Am 10. September 2000 ereignete sich ein weiterer schwerer Unfall, bei dem auch Personen zu Schaden kamen. Aus einer geplatzten Frischdampfleitung trat unkontrolliert Dampf aus und fügte zwei Mitarbeitern schwere Verbrühungen zu. Die beiden Verletzten wurden in Spezialkliniken nach Berlin und Leipzig geflogen. Einer der beiden Mitarbeiter wurde so schwer verletzt, dass er verstarb.
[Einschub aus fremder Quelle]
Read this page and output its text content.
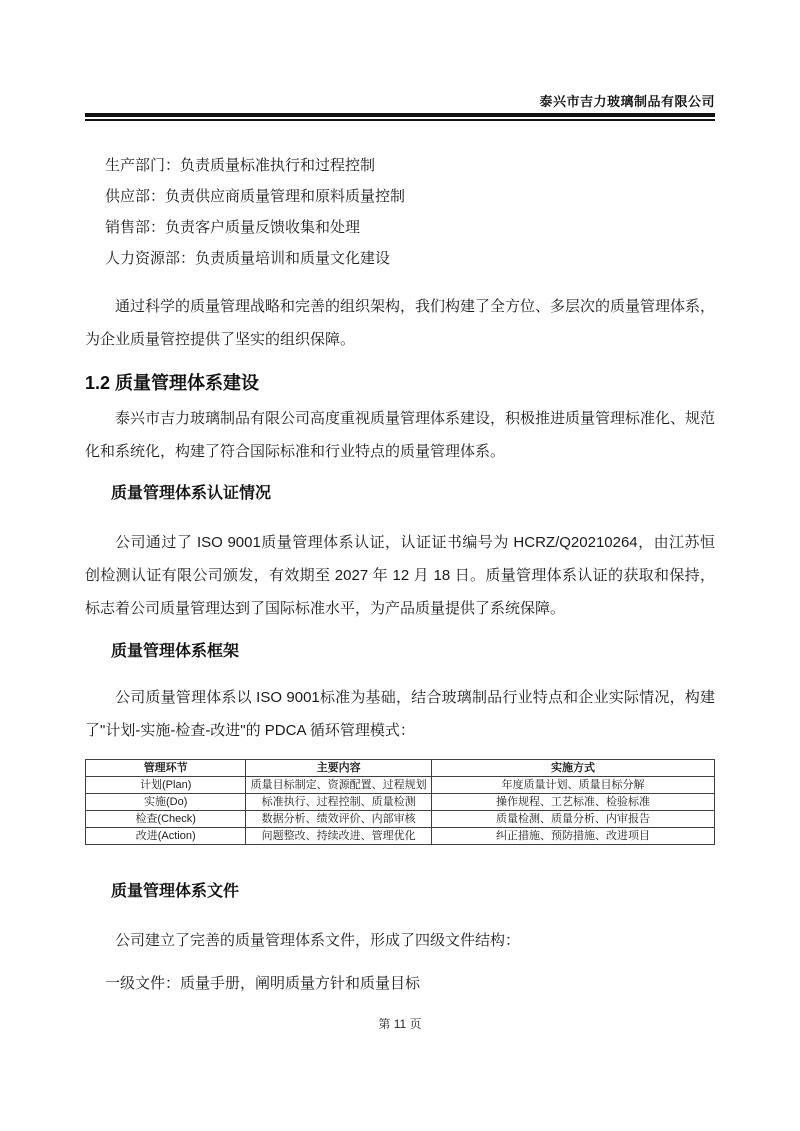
泰兴市吉力玻璃制品有限公司

生产部门：负责质量标准执行和过程控制

供应部：负责供应商质量管理和原料质量控制

销售部：负责客户质量反馈收集和处理

人力资源部：负责质量培训和质量文化建设

通过科学的质量管理战略和完善的组织架构，我们构建了全方位、多层次的质量管理体系，为企业质量管控提供了坚实的组织保障。

1.2 质量管理体系建设

泰兴市吉力玻璃制品有限公司高度重视质量管理体系建设，积极推进质量管理标准化、规范化和系统化，构建了符合国际标准和行业特点的质量管理体系。

质量管理体系认证情况

公司通过了 ISO 9001质量管理体系认证，认证证书编号为 HCRZ/Q20210264，由江苏恒创检测认证有限公司颁发，有效期至 2027 年 12 月 18 日。质量管理体系认证的获取和保持，标志着公司质量管理达到了国际标准水平，为产品质量提供了系统保障。

质量管理体系框架

公司质量管理体系以 ISO 9001标准为基础，结合玻璃制品行业特点和企业实际情况，构建了"计划-实施-检查-改进"的 PDCA 循环管理模式：

管理环节	主要内容	实施方式
计划(Plan)	质量目标制定、资源配置、过程规划	年度质量计划、质量目标分解
实施(Do)	标准执行、过程控制、质量检测	操作规程、工艺标准、检验标准
检查(Check)	数据分析、绩效评价、内部审核	质量检测、质量分析、内审报告
改进(Action)	问题整改、持续改进、管理优化	纠正措施、预防措施、改进项目
质量管理体系文件

公司建立了完善的质量管理体系文件，形成了四级文件结构：

一级文件：质量手册，阐明质量方针和质量目标

第 11 页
Eine angrenzende Bekohlungsanlage sowie Anlagen des Nachbarblocks wurden ebenfalls beschädigt.[1]

Neubau Block R

in Bau befindlicher Block R

Bis zum Jahr 2011 entsteht am Standort ein weiterer Kraftwerksblock mit einer Leistung von 675 MW. Am 16. Oktober 2006 begannen die Erdarbeiten, und am 13. April 2007 fand die Grundsteinlegung für den neuen Block statt. Um diesen mit Kohle zu versorgen, wurde der gestundete Tagebau Reichwalde durch Vattenfall Europe Mining (ehemals LAUBAG) wieder aktiviert. Damit die höhere Kohlemenge für das Kraftwerk bereitgehalten und zur Verfügung gestellt werden kann, entstand von Juni bis Oktober 2009 auf dem Kohlelagerplatz des Kraftwerkes ein neues „Schüttgut-Absetz-und-Wiederaufnahmegerät“ (Schaufelradbagger kombiniert mit kleinem Absetzer).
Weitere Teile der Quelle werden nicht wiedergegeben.